A common aspect of pet grief which is typically reported is a change in your other pet’s behaviour. Pets form relationships with other members of their family – human or animal – and so a change or disruption to this dynamic undoubtedly has an effect. This can be particularly true for pack animals, such as dogs. Household pets can form strong bonds with one another, especially when they spend lots of time together, creating a sense of safety and well-being. When a member of the group is no longer there, significant stress and anxiety can follow, and you may even see your pet trying to actively search for their friend.
Normally grief in pets is likely to display as separation anxiety – you might see them distressed when you leave the home, barking or howling when left at night or chewing toys or other household items from time to time. There may be more issues if your pet already struggles with anxiety, or enjoyed a particularly close relationship with the animal you’ve lost.

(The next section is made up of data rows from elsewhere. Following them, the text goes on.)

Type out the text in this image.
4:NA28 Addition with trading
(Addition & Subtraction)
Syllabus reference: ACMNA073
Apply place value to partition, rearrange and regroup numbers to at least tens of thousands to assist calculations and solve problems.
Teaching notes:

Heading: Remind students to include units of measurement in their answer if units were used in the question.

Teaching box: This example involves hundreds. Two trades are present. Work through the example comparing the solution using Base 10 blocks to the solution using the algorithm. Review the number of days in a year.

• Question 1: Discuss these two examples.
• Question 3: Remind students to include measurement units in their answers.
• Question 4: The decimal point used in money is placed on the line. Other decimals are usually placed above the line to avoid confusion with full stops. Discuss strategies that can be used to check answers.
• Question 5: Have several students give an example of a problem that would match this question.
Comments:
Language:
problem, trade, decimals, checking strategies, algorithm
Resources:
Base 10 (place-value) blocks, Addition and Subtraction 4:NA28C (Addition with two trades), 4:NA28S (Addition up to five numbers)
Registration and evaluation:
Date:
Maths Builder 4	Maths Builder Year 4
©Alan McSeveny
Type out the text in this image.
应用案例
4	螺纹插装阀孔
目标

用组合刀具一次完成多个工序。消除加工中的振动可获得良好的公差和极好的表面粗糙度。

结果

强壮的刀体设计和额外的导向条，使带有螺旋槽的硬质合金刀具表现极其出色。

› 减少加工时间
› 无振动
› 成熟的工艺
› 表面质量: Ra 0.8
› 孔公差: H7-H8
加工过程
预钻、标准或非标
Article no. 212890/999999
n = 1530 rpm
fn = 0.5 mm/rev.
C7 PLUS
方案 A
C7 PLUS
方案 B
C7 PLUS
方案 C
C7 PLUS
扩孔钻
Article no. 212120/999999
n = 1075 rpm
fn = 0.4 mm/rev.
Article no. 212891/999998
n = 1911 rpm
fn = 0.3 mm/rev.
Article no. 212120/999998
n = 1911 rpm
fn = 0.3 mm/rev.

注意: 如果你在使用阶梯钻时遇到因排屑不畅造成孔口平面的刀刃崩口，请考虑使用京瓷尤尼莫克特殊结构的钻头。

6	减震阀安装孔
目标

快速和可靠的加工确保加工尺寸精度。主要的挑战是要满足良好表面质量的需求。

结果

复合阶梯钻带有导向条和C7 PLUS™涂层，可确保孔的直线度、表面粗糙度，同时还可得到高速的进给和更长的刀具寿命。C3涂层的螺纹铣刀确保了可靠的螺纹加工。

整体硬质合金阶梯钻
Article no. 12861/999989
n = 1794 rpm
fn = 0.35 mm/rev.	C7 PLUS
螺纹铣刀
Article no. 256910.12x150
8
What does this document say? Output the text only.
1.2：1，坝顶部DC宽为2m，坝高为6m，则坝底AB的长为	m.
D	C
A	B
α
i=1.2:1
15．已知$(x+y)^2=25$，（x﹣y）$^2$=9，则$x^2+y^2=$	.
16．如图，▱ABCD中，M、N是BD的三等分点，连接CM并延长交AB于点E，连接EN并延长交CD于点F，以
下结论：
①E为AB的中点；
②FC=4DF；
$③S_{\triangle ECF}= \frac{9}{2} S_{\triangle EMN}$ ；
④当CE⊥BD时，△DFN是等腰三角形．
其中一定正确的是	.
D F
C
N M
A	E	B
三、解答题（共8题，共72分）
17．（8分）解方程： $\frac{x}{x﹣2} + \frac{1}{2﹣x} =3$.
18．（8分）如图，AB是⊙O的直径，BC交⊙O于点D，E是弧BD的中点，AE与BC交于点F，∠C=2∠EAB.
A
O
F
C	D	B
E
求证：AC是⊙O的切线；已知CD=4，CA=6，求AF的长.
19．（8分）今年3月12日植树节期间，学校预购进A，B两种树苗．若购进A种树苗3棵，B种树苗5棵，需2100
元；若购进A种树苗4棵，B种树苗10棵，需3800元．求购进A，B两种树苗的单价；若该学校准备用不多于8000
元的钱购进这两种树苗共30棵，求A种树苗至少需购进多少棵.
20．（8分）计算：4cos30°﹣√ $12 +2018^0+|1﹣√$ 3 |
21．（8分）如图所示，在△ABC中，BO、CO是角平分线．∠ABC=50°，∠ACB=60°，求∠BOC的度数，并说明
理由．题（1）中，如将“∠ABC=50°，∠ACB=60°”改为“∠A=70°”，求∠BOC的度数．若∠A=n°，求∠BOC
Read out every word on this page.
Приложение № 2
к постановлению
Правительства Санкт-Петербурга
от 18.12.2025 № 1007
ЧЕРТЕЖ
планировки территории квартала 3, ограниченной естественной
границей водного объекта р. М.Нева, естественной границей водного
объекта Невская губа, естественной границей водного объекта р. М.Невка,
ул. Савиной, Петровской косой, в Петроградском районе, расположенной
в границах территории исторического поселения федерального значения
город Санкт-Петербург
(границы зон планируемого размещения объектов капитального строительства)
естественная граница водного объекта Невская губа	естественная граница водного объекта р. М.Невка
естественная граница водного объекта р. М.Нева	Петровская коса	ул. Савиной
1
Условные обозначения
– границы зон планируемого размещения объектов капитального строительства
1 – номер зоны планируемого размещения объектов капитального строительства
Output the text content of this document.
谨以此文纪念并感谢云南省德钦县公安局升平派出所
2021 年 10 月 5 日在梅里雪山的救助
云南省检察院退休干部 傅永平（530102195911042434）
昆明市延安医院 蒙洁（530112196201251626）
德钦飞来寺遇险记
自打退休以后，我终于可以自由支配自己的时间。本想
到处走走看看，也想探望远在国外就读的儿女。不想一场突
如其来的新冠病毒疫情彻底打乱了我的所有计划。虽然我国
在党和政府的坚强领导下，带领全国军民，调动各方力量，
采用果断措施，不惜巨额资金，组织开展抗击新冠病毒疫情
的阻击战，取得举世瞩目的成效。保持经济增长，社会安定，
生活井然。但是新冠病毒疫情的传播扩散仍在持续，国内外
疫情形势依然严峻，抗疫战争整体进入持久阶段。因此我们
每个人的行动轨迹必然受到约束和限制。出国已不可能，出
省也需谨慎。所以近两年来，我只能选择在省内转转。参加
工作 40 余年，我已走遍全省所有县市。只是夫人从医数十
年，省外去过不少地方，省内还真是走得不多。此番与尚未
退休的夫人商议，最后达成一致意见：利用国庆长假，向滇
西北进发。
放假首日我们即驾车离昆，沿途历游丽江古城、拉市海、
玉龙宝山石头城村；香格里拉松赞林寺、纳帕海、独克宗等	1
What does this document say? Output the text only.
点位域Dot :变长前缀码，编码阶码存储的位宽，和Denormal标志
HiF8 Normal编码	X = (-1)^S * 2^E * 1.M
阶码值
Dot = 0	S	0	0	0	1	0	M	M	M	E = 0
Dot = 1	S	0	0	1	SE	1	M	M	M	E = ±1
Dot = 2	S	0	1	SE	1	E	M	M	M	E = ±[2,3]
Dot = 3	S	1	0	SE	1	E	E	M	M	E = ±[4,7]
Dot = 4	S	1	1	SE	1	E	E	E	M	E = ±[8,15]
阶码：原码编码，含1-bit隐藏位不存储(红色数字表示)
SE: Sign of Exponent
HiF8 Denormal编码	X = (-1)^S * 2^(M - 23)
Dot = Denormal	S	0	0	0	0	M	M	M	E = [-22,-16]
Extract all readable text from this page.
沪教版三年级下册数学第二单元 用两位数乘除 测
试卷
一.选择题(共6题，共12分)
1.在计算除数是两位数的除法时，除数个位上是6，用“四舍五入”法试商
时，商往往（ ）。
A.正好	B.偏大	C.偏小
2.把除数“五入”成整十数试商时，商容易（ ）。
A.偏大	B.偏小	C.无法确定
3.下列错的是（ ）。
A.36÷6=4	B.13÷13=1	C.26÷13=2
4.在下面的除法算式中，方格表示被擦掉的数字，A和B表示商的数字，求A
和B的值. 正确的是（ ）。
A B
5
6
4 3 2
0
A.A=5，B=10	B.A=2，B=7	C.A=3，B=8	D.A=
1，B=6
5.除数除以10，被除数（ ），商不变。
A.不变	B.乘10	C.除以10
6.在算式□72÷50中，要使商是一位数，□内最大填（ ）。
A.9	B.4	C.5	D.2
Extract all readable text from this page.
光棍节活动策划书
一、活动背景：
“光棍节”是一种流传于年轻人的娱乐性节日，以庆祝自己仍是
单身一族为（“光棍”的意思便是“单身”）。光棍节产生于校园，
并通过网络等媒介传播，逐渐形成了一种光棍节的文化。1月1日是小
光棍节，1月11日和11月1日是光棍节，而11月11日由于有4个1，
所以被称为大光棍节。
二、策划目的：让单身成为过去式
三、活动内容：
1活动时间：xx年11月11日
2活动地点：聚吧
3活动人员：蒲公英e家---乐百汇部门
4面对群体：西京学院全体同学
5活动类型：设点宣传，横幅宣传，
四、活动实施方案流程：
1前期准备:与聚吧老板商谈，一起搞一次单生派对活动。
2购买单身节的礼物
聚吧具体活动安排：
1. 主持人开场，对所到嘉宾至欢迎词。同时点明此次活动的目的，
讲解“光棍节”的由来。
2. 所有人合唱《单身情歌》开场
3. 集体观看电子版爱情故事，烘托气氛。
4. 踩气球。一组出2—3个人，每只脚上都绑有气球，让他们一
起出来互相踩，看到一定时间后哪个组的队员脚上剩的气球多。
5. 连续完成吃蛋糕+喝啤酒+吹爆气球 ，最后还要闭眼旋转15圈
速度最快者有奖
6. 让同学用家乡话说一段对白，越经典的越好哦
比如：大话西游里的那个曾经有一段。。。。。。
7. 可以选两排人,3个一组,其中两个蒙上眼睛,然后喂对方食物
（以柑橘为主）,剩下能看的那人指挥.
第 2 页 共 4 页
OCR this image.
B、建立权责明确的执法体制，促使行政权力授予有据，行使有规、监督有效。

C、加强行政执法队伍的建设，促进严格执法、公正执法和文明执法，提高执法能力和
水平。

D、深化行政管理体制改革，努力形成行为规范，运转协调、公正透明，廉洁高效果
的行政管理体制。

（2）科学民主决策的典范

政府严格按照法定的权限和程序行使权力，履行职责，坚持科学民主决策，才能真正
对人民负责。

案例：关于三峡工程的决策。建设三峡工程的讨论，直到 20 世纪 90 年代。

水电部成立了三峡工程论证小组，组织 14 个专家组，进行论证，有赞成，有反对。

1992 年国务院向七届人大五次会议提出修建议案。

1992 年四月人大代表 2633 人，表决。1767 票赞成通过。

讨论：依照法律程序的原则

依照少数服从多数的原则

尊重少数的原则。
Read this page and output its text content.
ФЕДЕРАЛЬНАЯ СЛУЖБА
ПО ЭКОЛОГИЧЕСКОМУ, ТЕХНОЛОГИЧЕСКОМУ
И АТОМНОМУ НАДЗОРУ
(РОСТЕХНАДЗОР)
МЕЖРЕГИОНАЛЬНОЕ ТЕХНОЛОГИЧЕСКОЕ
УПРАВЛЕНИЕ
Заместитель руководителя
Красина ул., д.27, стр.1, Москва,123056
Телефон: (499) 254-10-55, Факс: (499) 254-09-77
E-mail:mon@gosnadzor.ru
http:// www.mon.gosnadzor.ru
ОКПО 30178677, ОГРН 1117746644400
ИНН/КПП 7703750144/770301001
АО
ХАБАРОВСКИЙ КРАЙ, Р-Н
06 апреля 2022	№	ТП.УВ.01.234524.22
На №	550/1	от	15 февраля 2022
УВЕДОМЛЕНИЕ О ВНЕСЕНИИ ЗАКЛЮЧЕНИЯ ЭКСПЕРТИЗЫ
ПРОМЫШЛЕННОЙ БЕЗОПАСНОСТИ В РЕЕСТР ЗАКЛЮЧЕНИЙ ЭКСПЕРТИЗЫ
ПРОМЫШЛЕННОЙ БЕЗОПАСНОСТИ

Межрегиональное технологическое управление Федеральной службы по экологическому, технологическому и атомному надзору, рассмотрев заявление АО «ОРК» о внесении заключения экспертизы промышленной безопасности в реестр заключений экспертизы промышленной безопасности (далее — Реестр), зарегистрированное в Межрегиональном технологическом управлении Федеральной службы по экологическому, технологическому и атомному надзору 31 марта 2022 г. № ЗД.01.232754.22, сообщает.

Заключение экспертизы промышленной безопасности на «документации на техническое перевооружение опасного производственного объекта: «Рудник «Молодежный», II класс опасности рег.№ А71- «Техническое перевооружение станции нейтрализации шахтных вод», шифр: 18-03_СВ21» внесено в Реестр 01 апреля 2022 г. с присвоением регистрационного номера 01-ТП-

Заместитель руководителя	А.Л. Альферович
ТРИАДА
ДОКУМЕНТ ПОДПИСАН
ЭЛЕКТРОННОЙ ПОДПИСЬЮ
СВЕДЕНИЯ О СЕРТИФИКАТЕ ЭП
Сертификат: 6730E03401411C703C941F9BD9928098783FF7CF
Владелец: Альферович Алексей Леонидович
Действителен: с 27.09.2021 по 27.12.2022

Helping your pet come to terms with the loss
If your pet is struggling, there are some things you can do to help:
- Use your shared loss as a chance to carve out extra time with your remaining pet – it can help you both come to terms with your grief.
- If it’s practical and possible, it may help your pet to see and spend time near the body of your deceased pet – they may then be better able to process what’s happened. This can be easier if your pet died at home, although some pet crematoria have viewing rooms available where you can spend time with your pets.
- Reassure your pet with as much normality as possible including following your usual routines of walks, cuddles and food times.
- Carefully consider when to add another pet to your family; replacing a pet can create some behaviour issues or stress in other pets.
- Make sure you have time to grieve and use pet loss resources and support to help you through your loss.
Do keep a close eye on your pet and if they are losing weight, have other new health issues or are just not themselves then do get in touch with your vet.